Tranexamic Acid: Evidence and Clinical Applications

Tranexamic Acid! It seems everywhere we look there are people touting TXA as the next miracle drug. This post introduces the clinical applications of TXA and the evidence supporting its use.

  • Trauma: CRASH-2 and MATTERS studies found significant mortality benefit when given within the first three hours (ideally within the first hour). Mortality increased when given after the three hour mark. CRASH-2 suggests administering to those patients with massive trauma and SBP <110.
  • Hemoptysis: Small case series demonstrate reduction in bleeding time for patients with non-massive hemoptysis, though this has not been confirmed by any large, randomized trials
  • Pediatric Trauma: No studies yet, but it is presumed that the pro-thrombotic risks would be diminished in children. Discuss with your consultant.
  • Intracranial Hemorrhage: No dedicated studies but trends within CRASH-2 suggest benefit. Discuss with your consultant.

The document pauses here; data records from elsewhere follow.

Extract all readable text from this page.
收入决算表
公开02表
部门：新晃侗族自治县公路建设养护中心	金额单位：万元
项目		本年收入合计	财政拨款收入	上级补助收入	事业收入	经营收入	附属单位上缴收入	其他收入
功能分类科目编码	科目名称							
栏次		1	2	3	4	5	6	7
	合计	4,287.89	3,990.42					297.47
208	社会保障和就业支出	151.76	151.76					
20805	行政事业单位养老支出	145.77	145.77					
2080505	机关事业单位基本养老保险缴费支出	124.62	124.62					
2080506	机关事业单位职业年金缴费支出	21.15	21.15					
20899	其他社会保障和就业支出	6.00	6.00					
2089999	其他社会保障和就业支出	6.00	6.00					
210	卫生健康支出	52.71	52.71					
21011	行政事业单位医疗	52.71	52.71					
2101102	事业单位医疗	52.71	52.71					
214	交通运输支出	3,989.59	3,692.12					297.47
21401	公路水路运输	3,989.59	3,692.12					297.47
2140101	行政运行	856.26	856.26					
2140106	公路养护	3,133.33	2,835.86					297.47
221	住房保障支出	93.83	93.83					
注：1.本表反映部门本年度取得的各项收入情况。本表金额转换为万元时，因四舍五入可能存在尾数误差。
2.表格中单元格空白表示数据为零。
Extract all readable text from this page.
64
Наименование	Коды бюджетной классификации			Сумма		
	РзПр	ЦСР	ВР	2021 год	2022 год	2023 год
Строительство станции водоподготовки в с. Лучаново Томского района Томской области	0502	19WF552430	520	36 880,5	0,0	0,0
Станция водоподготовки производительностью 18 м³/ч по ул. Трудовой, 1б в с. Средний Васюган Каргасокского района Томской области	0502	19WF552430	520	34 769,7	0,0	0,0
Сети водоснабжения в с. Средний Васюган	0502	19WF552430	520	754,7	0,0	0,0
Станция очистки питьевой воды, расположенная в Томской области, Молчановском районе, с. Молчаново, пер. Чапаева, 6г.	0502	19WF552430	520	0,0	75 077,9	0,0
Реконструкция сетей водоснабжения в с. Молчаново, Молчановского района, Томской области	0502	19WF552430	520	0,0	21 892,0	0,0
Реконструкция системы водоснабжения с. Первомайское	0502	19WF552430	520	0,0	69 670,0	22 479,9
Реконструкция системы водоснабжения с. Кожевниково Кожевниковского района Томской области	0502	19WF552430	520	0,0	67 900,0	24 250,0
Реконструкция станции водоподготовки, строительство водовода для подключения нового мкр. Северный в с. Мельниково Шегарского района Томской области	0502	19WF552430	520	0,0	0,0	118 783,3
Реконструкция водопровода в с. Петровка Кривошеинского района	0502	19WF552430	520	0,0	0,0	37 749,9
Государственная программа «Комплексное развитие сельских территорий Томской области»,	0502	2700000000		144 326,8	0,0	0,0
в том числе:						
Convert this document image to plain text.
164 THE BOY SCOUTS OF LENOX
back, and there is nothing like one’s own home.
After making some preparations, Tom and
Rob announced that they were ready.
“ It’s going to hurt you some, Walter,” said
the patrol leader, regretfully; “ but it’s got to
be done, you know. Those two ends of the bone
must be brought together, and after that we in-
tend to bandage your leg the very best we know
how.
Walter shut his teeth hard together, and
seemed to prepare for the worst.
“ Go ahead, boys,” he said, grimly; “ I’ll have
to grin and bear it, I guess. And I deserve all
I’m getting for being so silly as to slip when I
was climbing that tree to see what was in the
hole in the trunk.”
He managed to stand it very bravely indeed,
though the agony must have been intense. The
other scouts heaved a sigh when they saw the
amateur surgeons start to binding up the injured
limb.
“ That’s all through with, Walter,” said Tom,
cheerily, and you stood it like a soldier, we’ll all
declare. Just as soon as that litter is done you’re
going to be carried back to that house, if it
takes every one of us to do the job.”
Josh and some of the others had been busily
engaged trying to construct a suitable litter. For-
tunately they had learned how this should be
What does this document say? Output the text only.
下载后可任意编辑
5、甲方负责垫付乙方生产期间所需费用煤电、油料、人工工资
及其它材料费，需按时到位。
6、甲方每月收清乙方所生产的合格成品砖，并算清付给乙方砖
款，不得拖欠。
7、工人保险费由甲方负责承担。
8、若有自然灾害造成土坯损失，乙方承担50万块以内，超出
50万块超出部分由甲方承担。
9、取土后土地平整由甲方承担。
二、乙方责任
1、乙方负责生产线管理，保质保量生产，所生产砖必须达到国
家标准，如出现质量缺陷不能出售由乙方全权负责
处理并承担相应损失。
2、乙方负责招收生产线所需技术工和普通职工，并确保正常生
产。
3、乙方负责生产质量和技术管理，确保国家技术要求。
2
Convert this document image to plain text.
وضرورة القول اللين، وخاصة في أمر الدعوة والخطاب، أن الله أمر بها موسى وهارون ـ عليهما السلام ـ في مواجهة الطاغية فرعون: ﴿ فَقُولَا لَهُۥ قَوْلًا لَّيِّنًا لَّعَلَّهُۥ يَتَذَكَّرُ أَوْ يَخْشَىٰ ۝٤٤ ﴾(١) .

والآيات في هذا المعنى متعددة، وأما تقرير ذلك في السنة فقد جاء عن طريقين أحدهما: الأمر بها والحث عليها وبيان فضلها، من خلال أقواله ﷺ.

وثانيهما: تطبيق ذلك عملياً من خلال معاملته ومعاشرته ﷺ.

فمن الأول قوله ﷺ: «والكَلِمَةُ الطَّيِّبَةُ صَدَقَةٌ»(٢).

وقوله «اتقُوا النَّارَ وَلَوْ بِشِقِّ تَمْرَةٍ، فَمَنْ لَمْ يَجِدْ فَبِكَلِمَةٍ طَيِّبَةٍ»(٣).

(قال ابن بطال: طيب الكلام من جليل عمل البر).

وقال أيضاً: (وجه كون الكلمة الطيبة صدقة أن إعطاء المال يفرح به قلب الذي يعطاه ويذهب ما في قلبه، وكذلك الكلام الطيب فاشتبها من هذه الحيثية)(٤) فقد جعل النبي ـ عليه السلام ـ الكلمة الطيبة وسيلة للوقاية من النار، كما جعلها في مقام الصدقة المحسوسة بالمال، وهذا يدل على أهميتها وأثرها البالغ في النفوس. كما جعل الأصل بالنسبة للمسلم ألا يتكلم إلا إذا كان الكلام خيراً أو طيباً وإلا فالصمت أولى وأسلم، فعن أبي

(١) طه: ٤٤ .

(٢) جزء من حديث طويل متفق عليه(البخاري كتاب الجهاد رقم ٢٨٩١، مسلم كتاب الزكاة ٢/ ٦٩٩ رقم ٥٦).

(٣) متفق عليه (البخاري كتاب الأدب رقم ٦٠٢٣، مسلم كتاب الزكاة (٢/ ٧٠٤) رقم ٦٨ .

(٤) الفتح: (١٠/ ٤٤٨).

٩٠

The CRASH-3 trial will explore this further.
  • GI Bleeding: A meta-analysis showed a mortality benefit in those with an UGIB. When studies using PPI/endoscopy were excluded, there was no benefit. Consider if patient rapidly exsanguinating. The HALT-IT RCT is pending and should provide further direction.
  • Post-Partum Hemorrhage: 2015 Cochrane review concludes that TXA “decreases postpartum blood loss and prevents PPH and blood transfusion following vaginal birth and CS in women at low risk of PPH”. The World Maternal Antifibrinolytic Trial (WOMAN) is in process and could provide definitive evidence for TXAs use. Currently the WHO recommends its consideration should oxytocin or other uterotonics fail.
  • Menorrhagia: Approved for use in menorrhagia by the FDA in 2009. Usually given as an oral formulation. Often given to those with contraindications to hormonal therapy.
  • Traumatic Hyphema: A 2013 Cochrane review concluded that TXA had a significant reduction in the rate of secondary hemorrhage. Possible increased time to resolution of hyphema. Discuss with your consultant.
  • Epistaxis: There is one RCT that showed a huge benefit of TXA but many are critical of the study’s design. Application is via TXA soaked merocel tampons with the caveat that nasal absorption is unknown and may have systemic effects.
  • SAH: 2003 Cochrane review showed decreased risk of rebleeding. Discuss with your consultant.

Dosing:

  • Generally systemic dosing is 1g given IV over 10 minutes. 
  • In general trauma, CRASH-2 suggests a second 1g given over the next 8 hours. 
  • Oral formulations are available and can be used for menorrhagia. 
  • For dental bleeding/epistaxis you can use 500mg of the IV solution to soak packing/gauze.

References: 
1. Andreoli, CM, Gardiner, MF. Traumatic hyphema: Management. In: UpToDate, Post TW (Ed), UpToDate, Waltham, MA. (Accessed on February 2, 2017.)
2. Colwell, C. Initial evaluation and management of shock in adult trauma. In: UpToDate, Post TW (Ed), UpToDate, Waltham, MA. (Accessed on February 2, 2017.)
3. DeWeert, Daniel, and Elise Lovell. "ED CRASH Course: TXA MATTERS!" Emdocs. N.p., 21 Mar. 2016. Web. 02 Feb. 2017.
4. Saltzman, JR. Approach to acute upper gastrointestinal bleeding in adults. In: UpToDate, Post TW (Ed), UpToDate, Waltham, MA. (Accessed on February 2, 2017.)
5. Zacur, HA. Managing an episode of severe or prolonged uterine bleeding. In: UpToDate, Post TW (Ed), UpToDate, Waltham, MA. (Accessed on February 2, 2017.)

6. Calvo GS et al. Inhaled Tranexamic Acid as an Alternative for Hemoptysis Treatment. Chest 2016; 149(2): 604.